Belakangan ini aku
berhasil masuk dalam arus kumparan Death Note. Aku terpukau dengan kegantengan
dan kepintaran Raito, kecerdasan serta polah aneh L dan N, kegarangan Ryuk,
cinta mati Misa, dan banyak lainnya.
Raito adalah anak
muda yang dikaruniai ketampanan beserta kepandaian yang mumpuni. Peringkat satu
bukan lagi sesuatu yang luar biasa baginya. Namun, pola
pikirnya yang terlalu out of box mendadak membuatnya menjadi pribadi yang menyeramkan.
Jauh lebih menyeramkan dari Shinigami. Dan Death Note menjadi alasannya.
Menurutku, membasmi kejahatan di muka bumi yang mulai busuk ini adalah niat
mulia. Niat mulia yang memang harus digalangkan, tapi niat yang baik jika
dieksekusi dengan cara yang keji itu sama saja busuk. Apalagi sampai menghabisi
nyawa orang, sekalipun orang itu memang benar-benar sampah. Tidak ada satu alasanpun yang bisa diterima
untuk membunuh seseorang. Apapun alasannya itu tetaplah tindakan terkutuk! Raito begitu
muak dengan kejahatan yang melimpah ruah di muka bumi ini, dan dia mempunyai
ambisi untuk membersihkan dunia ini dari orang-orang busuk. Yang membuat aku
sangat tercengang adalah keinginan Raito untuk menjadi Tuhan di dunia yang akan
dibentuknya. Astaga, memang segala
sesuatu yang berlebihan itu tidak baik, apapun!

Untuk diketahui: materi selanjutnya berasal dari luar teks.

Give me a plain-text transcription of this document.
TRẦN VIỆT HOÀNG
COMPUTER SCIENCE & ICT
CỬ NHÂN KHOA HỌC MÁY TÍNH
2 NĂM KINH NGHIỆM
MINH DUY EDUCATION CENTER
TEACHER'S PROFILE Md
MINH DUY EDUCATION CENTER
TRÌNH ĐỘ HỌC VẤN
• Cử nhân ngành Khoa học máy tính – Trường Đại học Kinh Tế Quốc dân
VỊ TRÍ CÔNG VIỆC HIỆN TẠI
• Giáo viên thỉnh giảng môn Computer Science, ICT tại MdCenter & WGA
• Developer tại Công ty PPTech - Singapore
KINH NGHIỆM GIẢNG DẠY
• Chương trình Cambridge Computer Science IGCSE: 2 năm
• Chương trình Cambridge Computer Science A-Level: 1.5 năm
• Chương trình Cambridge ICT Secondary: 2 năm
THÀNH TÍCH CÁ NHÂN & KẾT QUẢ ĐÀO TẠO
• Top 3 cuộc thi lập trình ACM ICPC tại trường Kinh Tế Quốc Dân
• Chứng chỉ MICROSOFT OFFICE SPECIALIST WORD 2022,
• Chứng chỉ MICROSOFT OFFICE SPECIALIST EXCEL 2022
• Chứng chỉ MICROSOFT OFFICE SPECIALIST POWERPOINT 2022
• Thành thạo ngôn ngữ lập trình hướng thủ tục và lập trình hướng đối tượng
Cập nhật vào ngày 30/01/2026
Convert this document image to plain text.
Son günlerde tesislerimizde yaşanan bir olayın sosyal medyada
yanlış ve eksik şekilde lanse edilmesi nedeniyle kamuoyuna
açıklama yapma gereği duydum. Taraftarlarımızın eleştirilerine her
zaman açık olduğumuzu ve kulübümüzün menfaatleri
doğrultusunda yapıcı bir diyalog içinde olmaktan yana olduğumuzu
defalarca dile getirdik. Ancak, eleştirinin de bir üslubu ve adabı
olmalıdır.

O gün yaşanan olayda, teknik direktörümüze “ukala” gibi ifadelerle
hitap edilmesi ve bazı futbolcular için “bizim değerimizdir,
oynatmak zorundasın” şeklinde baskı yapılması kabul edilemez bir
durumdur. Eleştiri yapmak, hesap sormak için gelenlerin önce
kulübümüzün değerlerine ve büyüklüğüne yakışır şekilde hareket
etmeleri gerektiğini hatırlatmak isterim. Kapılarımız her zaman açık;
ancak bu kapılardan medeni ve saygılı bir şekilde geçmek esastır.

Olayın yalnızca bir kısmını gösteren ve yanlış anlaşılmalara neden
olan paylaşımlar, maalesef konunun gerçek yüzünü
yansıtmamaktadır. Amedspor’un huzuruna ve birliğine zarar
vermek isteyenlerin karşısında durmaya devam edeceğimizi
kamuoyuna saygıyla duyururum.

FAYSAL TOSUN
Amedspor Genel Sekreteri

Misa adalah gadis yang begitu menggilai Raito, cintanya tulus, bahkan rela
mati untuk Raito. Sedangkan Raito sudah lupa dengan cinta, apalagi ketulusan
cinta. Yang ada dalam pikirannya hanya bagaimana cara membunuh para penjahat
dengan Death Note tanpa dicurigai L. Salah satunya adalah dengan memanfaatkan
Misa, sang pemilik Death Note ke dua. Ah, miris! Pun ketika akhirnya Raito
mati, Misa adalah orang yang paling nelangsa meratapi kepergiannya. Sekalipun Raito
tak pernah mencintai Misa dengan sebenar-benarnya, tapi Misa tak peduli. Ia tetap
mencintai Raito dengan segala daya dan upaya yang ia bisa. Sebegitu gilanya ya
kalau sudah cinta mati, antara cinta dan bodoh sudah sulit dibedakan. Contoh di
dunia kita saat ini, banyak anak muda yang kegaet cinta di dunia maya. Dan yang
bikin trenyuh adalah cinta ‘maya’ itu selalu berakhir tragis. Ditipulah,
dibegitukanlah, dibeginikanlah, lah, lah. Maka berhati-hatilah dalam meletakkan
cinta, pun ketika merawatnya. Aku pernah dengar sebuah kaliamt dari cuplikan
film, begini “Jatuh cintalah dengan pelan-pelan, jangan sekaligus. Berat nanti.”
Dari Death Note mari bergeser sedikit ke Detektif Conan. Duh, anime yang
ini selalu jadi favoritku. Conan adalah bocah cerdik, meski keterbatasan fisik yang
dialaminya tak menjadikannya menyerah begitu saja. Mengakui bahwa dia adalah
Shinichi adalah hal bodoh tapi menutup diri sepenuhnya juga bukan jalan keluar.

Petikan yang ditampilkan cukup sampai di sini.